After a few more torturous moments Cola plucks the ropey bacon from the iron where it wags between her fingers, wet with grease but healthily red. She shoves it under Ichiro’s nose.

“Here, try it while I work on the egg.” She doesn’t bother, once again, to hear of any protest, only opens the carton of eggs and cracks it over the newspaper Dai Bo had been reading.

Ichiro isn’t as reassured as Seven had been. Only holds the bacon like it’s going to turn into a serpent [it practically is], looking a little green.

“But who knows whose hair has been on this iron…and not to mention the bacon doesn’t look—”

Seven snatches the food from him only to shove it into Ichiro’s open, gawking mouth.

“Down the hatch! We’ll put ‘risqué’ on your gravestone when you die.” His girlfriend would love to tell her friends her dead boyfriend was like that, right? Seven wouldn’t know, but it sounds right.

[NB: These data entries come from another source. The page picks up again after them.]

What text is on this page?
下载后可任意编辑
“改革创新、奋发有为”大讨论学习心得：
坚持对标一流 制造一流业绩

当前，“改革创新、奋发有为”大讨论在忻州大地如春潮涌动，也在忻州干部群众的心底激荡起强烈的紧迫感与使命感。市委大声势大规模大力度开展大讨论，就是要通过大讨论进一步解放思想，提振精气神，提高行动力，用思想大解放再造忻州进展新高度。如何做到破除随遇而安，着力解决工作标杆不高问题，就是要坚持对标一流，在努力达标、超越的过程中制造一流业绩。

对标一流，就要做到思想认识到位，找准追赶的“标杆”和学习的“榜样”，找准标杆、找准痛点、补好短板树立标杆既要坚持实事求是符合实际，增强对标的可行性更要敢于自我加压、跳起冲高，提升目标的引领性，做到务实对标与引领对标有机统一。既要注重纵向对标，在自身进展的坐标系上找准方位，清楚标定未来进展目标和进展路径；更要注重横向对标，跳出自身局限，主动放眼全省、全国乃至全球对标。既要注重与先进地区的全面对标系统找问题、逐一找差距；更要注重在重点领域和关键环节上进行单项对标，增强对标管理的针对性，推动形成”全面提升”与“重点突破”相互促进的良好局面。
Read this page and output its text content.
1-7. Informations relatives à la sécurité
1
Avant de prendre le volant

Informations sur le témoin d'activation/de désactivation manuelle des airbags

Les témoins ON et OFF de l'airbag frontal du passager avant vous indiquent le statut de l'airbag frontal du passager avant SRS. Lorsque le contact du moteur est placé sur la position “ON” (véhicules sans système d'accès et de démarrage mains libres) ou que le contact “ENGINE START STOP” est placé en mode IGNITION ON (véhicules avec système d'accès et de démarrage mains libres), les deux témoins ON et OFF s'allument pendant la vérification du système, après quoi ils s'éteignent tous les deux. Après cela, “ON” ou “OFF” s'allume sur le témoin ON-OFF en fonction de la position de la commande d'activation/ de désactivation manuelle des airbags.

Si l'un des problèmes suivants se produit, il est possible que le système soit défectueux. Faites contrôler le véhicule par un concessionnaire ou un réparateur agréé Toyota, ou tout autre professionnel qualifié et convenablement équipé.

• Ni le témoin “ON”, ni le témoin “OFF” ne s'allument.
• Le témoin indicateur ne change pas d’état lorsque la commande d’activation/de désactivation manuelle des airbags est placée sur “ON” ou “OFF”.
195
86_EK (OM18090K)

While Ichiro writhes uselessly on the floor, hands at his throat, the remaining daring inventors crowd around the egg that sizzles and spits clenched between the iron. It pops and makes a lot of vaguely threatening noises.

“Hey Seven, what was the warranty on this thing again?” Dai Bo utters almost dreamily, the cooking of the egg is both hypnotizing and traumatizing all at the same time.

“What’s a warranty?” Seven asks at the precise moment the yolk pops, runs down the cord, and begins to spark from the overloaded wall socket in the corner. What follows is a fight for their lives, friendships are broken and forged in flame and burnt eggs.

And Seven never did get his new iron.